Since the accepted answer on this question didn't provide much detail - here's a modern solution using gsutil
that functions as described by that answer.
This becomes more effective than the other answers if you need to query your GCS files many times in your script.
def bucket_to_list(bucketname: str):
'''
Return bucket's contents to python list of strings.
We also slice off the bucket name on each line,
in case we need to search many buckets for one file.
'''
return subprocess.run(['gsutil','ls','-r', bucketname + '**'], shell=False, text=True, stdout=subprocess.PIPE).stdout.replace(bucketname, "").splitlines()
Use in the following way:
# call once for each bucket to store bucket contents
mybucket1 = 'gs://mybucket1/'
mybucket1list = bucket_to_list(mybucket1)
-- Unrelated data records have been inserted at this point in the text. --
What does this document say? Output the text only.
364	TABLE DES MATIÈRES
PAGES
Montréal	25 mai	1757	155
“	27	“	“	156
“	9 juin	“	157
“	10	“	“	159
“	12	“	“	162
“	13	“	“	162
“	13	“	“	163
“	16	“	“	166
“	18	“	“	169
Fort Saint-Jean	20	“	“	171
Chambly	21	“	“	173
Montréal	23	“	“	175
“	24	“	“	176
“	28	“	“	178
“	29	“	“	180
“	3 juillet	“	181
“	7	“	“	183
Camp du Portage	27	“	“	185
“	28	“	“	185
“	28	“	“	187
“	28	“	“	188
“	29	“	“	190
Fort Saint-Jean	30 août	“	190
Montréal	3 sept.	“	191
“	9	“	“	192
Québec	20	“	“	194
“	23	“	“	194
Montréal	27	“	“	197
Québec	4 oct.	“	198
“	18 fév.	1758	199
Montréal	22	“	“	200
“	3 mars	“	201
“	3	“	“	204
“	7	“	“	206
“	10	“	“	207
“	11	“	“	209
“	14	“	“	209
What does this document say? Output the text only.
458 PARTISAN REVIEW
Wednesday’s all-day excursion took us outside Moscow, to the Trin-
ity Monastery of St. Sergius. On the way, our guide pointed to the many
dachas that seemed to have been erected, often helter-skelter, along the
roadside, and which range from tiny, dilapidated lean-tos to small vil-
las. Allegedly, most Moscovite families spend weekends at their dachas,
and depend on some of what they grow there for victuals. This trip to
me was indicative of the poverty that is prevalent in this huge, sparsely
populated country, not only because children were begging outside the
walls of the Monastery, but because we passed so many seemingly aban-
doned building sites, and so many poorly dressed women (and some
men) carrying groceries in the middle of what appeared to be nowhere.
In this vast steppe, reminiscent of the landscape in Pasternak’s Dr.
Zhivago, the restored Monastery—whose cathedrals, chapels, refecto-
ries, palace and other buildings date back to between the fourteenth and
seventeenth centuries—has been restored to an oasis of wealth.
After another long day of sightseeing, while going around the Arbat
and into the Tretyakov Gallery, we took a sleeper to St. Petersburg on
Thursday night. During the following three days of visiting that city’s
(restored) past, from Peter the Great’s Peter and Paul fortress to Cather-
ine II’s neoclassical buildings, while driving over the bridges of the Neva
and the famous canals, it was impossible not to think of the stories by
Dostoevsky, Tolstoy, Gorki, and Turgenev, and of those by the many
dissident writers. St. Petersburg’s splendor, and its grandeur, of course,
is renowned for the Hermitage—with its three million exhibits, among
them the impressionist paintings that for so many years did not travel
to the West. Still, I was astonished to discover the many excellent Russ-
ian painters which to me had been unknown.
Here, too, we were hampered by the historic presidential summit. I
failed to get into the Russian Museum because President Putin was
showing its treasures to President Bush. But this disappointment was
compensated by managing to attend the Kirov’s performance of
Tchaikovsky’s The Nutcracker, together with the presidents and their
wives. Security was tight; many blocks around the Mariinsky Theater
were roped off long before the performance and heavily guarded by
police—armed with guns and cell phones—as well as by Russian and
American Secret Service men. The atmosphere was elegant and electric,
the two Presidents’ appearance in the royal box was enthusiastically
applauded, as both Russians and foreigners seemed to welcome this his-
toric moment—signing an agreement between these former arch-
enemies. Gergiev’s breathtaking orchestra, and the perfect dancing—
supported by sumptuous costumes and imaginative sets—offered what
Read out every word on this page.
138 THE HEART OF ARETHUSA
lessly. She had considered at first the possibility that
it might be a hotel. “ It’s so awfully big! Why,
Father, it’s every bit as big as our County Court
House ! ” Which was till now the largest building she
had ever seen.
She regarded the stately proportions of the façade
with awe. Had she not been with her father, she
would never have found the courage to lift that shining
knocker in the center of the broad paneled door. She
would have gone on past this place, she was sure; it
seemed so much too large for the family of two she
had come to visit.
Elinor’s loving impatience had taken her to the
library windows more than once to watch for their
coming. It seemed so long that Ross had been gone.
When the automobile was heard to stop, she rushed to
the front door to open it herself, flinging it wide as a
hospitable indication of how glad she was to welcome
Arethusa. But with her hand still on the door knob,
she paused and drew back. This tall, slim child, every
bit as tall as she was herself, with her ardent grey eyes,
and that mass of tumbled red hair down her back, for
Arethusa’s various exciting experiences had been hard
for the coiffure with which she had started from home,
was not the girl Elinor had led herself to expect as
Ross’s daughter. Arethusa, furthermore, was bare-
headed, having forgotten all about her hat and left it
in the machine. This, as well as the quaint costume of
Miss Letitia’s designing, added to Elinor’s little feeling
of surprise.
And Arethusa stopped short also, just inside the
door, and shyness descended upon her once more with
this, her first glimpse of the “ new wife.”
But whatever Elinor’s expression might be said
# limiting list to a bucket's "subdirectories"
mybucket2 = 'gs://mybucket2/subdir1/subdir2/'
mybucket2list = bucket_to_list(mybucket2)
# example filename list to check, we dont need to add the gs:// paths
filestocheck = ['file1.ext', 'file2.ext', 'file3.ext']
# check both buckets for files in our filelist
for file in filestocheck:
if file in mybucket1list:
# do something if file exists in bucket1
elif file in mybucket2list:
# do something if file exists in bucket2
else:
# do something if file doesn't exist in either bucket